Join us at the A+D Museum in L.A. with Chris Torres, Rudy Espinoza, Saul Gonzalez, and Elizabeth Timme.
The event is free and open to the public. Learn about our participants below.


Chris Torres is a landscape urbanist and co-founder of Superjacent. He brings a strong research background to projects ranging from urban and ecological systems to site specific interventions. His experience utilizing emerging technologies in landscape architecture, urbanism, and public art creates engaging and memorable contemporary environments. Prior to Superjacent, Chris was an Associate at Rios Clementi Hale Studios, where he held key roles in many large-scale projects. He was a consultant for Walt Disney Imagineering, SOM, and the public art program at LA METRO. He was a visiting researcher of urban design at QUT in Australia, graduate instructor of Landscape Architecture, Architecture, Planning, and Geography at UC Berkeley, and creative director of the GROUND UP Journal. He is actively involved in research through Proyecto MegaAgua, which identifies water assets and develops innovative technologies to allow for increased potable water availability in the global market.


Rudy Espinoza is the Executive Director of Leadership for Urban Renewal Network (LURN), a community development organization designing innovations to responsibly revitalize low-income, urban areas.
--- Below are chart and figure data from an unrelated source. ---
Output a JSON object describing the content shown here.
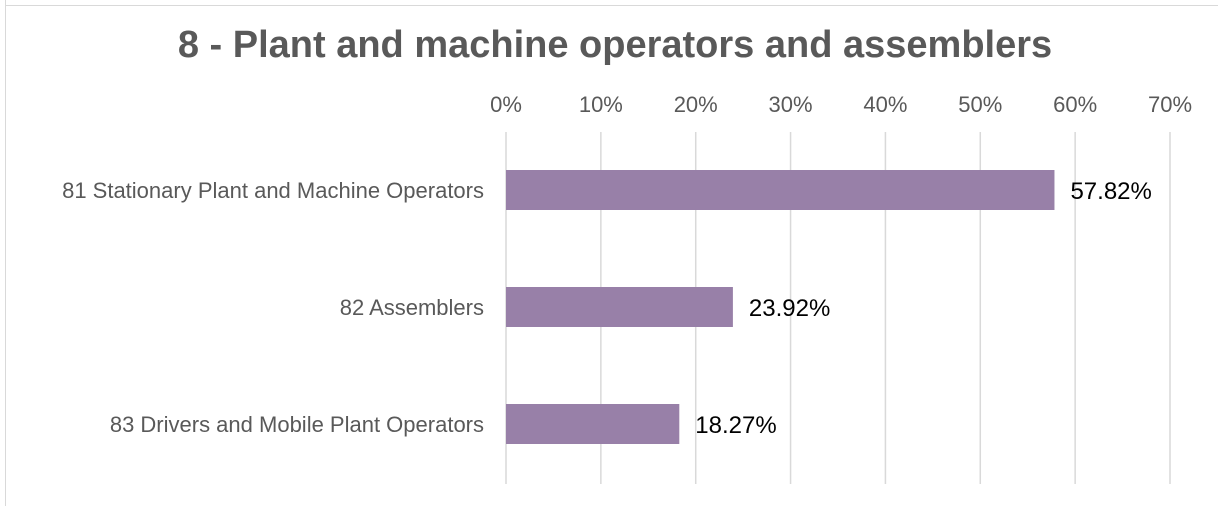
{
  "chart_data": {
    "type": "bar",
    "orientation": "horizontal",
    "title": "8 - Plant and machine operators and assemblers",
    "xlabel": "",
    "ylabel": "",
    "xlim": [
      0,
      70
    ],
    "x_ticks": [
      0,
      10,
      20,
      30,
      40,
      50,
      60,
      70
    ],
    "x_tick_labels": [
      "0%",
      "10%",
      "20%",
      "30%",
      "40%",
      "50%",
      "60%",
      "70%"
    ],
    "x_axis_position": "top",
    "grid": true,
    "legend": "none",
    "categories": [
      "81 Stationary Plant and Machine Operators",
      "82 Assemblers",
      "83 Drivers and Mobile Plant Operators"
    ],
    "values": [
      57.82,
      23.92,
      18.27
    ],
    "data_labels": [
      "57.82%",
      "23.92%",
      "18.27%"
    ],
    "bar_color": "#9880a8",
    "grid_color": "#d9d9d9",
    "text_color": "#595959"
  }
}
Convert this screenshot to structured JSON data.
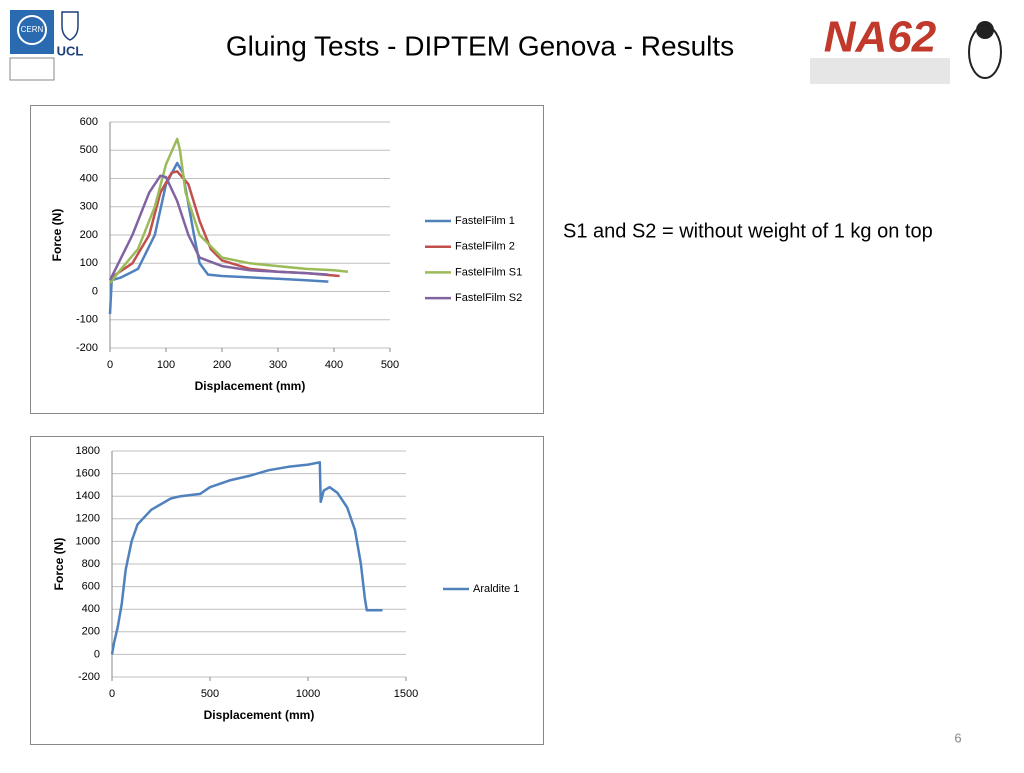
{
  "title": "Gluing Tests - DIPTEM Genova - Results",
  "note": "S1 and S2 = without weight of 1 kg on top",
  "page_number": "6",
  "logos": [
    "CERN",
    "UCL",
    "NA62"
  ],
  "chart_data": [
    {
      "type": "line",
      "xlabel": "Displacement (mm)",
      "ylabel": "Force (N)",
      "xlim": [
        0,
        500
      ],
      "xticks": [
        0,
        100,
        200,
        300,
        400,
        500
      ],
      "ylim": [
        -200,
        600
      ],
      "yticks": [
        -200,
        -100,
        0,
        100,
        200,
        300,
        400,
        500,
        600
      ],
      "grid": true,
      "series": [
        {
          "name": "FastelFilm 1",
          "color": "#4f81bd",
          "x": [
            0,
            3,
            20,
            50,
            80,
            100,
            120,
            130,
            150,
            160,
            175,
            200,
            250,
            300,
            350,
            390
          ],
          "values": [
            -80,
            40,
            50,
            80,
            200,
            380,
            455,
            420,
            200,
            100,
            60,
            55,
            50,
            45,
            40,
            35
          ]
        },
        {
          "name": "FastelFilm 2",
          "color": "#c0504d",
          "x": [
            0,
            10,
            40,
            70,
            90,
            110,
            120,
            140,
            160,
            180,
            200,
            250,
            300,
            350,
            410
          ],
          "values": [
            30,
            60,
            100,
            200,
            350,
            420,
            425,
            380,
            250,
            150,
            110,
            80,
            70,
            65,
            55
          ]
        },
        {
          "name": "FastelFilm S1",
          "color": "#9bbb59",
          "x": [
            0,
            20,
            50,
            80,
            100,
            120,
            125,
            135,
            160,
            200,
            250,
            300,
            350,
            400,
            425
          ],
          "values": [
            30,
            80,
            150,
            300,
            450,
            540,
            500,
            350,
            200,
            120,
            100,
            90,
            80,
            75,
            70
          ]
        },
        {
          "name": "FastelFilm S2",
          "color": "#8064a2",
          "x": [
            0,
            10,
            40,
            70,
            90,
            100,
            120,
            140,
            160,
            200,
            250,
            300,
            350,
            390
          ],
          "values": [
            40,
            80,
            200,
            350,
            410,
            405,
            320,
            200,
            120,
            90,
            75,
            70,
            65,
            60
          ]
        }
      ]
    },
    {
      "type": "line",
      "xlabel": "Displacement (mm)",
      "ylabel": "Force (N)",
      "xlim": [
        0,
        1500
      ],
      "xticks": [
        0,
        500,
        1000,
        1500
      ],
      "ylim": [
        -200,
        1800
      ],
      "yticks": [
        -200,
        0,
        200,
        400,
        600,
        800,
        1000,
        1200,
        1400,
        1600,
        1800
      ],
      "grid": true,
      "series": [
        {
          "name": "Araldite 1",
          "color": "#4f81bd",
          "x": [
            0,
            10,
            30,
            50,
            70,
            100,
            130,
            200,
            300,
            350,
            450,
            500,
            600,
            700,
            800,
            900,
            1000,
            1060,
            1065,
            1080,
            1110,
            1150,
            1200,
            1240,
            1270,
            1290,
            1300,
            1350,
            1380
          ],
          "values": [
            0,
            100,
            250,
            450,
            750,
            1000,
            1150,
            1280,
            1380,
            1400,
            1420,
            1480,
            1540,
            1580,
            1630,
            1660,
            1680,
            1700,
            1350,
            1450,
            1480,
            1430,
            1300,
            1100,
            800,
            500,
            390,
            390,
            390
          ]
        }
      ]
    }
  ]
}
Rudy specializes in designing economic development initiatives in low-income communities, researching the informal economy, building private/nonprofit partnerships, and training the working poor to participate in the socio-economic revitalization of their neighborhoods. Rudy has worked at Emerging Markets Inc. and the AARP Foundation where he designed and managed place-based initiatives with financial institutions, foundations, and regional nonprofits. Most recently he worked at a CDFI in South L.A. providing micro-loans and business assistance to street vendors. He serves on Board of Transportation Commissioners for the City of Los Angeles as well as the Commission on Revenue Generation, the Advisory Boards of the LA Development Fund, Investing in Place and the LA Food Policy Council, and the Board of Directors for Esperanza Community Housing Corporation. Rudy holds degrees in Business Administration and Urban Planning.
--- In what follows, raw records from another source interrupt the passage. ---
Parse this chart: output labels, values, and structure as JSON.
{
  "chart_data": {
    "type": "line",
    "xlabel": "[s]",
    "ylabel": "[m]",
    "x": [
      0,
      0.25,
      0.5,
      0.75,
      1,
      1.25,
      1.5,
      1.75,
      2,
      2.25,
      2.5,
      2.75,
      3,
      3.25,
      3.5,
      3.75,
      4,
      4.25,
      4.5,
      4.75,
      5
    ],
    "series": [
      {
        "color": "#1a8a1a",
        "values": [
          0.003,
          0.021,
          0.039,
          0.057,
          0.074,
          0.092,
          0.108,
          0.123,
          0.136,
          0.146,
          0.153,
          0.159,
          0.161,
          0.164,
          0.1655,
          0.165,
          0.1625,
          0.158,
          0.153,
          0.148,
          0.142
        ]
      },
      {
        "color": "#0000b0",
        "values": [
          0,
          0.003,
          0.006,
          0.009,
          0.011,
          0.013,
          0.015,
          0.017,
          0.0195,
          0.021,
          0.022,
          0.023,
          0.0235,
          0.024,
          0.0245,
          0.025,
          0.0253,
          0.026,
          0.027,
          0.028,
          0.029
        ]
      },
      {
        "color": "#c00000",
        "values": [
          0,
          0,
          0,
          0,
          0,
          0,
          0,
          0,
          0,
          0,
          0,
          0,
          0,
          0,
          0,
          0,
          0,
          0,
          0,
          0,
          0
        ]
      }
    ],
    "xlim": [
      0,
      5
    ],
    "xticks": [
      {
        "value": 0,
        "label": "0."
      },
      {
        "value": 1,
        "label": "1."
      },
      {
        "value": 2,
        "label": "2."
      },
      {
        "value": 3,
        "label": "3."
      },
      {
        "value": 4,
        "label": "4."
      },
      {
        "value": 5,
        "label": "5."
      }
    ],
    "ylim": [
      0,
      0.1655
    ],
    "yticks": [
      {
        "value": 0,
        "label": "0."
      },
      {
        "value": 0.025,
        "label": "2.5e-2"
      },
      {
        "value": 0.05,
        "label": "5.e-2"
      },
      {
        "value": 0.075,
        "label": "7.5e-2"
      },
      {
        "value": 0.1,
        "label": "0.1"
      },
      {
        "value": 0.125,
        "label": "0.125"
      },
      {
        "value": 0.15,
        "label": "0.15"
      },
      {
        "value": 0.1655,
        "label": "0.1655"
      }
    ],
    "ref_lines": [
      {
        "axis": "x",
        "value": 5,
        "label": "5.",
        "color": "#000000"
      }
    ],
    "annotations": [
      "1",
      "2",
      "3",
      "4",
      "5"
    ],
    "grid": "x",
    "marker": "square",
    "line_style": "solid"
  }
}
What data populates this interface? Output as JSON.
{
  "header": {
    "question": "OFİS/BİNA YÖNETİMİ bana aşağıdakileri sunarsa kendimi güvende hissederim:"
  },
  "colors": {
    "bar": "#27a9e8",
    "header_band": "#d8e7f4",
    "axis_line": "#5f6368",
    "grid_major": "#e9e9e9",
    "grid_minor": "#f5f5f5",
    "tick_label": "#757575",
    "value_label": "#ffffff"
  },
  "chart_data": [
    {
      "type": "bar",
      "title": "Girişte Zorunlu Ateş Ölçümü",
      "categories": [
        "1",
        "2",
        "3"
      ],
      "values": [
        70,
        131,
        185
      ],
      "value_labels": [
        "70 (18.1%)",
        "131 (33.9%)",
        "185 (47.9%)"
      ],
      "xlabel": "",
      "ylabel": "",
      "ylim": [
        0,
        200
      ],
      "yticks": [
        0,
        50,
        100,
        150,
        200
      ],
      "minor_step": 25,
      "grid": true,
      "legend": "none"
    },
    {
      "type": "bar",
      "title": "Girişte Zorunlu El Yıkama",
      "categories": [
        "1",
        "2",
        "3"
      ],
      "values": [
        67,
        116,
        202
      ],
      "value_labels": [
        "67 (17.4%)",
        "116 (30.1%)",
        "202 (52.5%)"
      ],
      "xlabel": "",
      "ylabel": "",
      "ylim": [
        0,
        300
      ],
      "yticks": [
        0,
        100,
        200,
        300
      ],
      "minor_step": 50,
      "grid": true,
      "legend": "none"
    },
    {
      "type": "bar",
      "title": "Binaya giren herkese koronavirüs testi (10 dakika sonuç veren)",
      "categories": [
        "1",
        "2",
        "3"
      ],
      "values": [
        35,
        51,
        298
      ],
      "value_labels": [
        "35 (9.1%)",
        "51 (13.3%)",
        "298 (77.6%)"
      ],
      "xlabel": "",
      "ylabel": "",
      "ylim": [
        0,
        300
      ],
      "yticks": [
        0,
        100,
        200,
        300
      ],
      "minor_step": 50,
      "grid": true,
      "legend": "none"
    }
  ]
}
Saul Gonzalez is a producer and reporter with KCRW and the host and co-producer of “There Goes the Neighborhood," an eight-part series exploring gentrification and housing in Los Angeles. Saul also reports for NPR, Public Radio International's «The World,» and «The California Report.» Before coming to public radio, Saul was the Los Angeles producer for «The NewsHour» on PBS and a reporter for KCET-TV, as well as a correspondent for public television's magazine show «Religion & Ethics Newsweekly.» He has won several Emmys, Golden Mics, and other honors for his coverage of local, national, and international issues. He won the L.A. Press Club's Radio Journalist of the Year Award two years in a row.

Elizabeth Timme is a third-generation architect and co-founder of LA-Más. Seeing a need for a design approach to be integrated early on in public projects and civic planning, she believes designers can help create a unified vision, identify creative alternatives, and work in partnership with communities. Elizabeth provides leadership at LA-Más by ensuring all projects are thoughtfully designed and critically engage systemic problems. Elizabeth has extensive experience in architecture and construction administration having worked at MASS Design Group, Ball-Nogues Studio, and Zimmer Gunsul Frasca. Elizabeth has taught design-build studios at Woodbury University’s Agency for Civic Engagement (ACE) Center and serves on the Zoning Advisory Committee of Re: Code LA, a city-led effort to transform the city’s outdated zoning code. She holds a master’s degree in architecture from Harvard’s Graduate School of Design and a bachelor’s degree in architecture from the University of Southern California.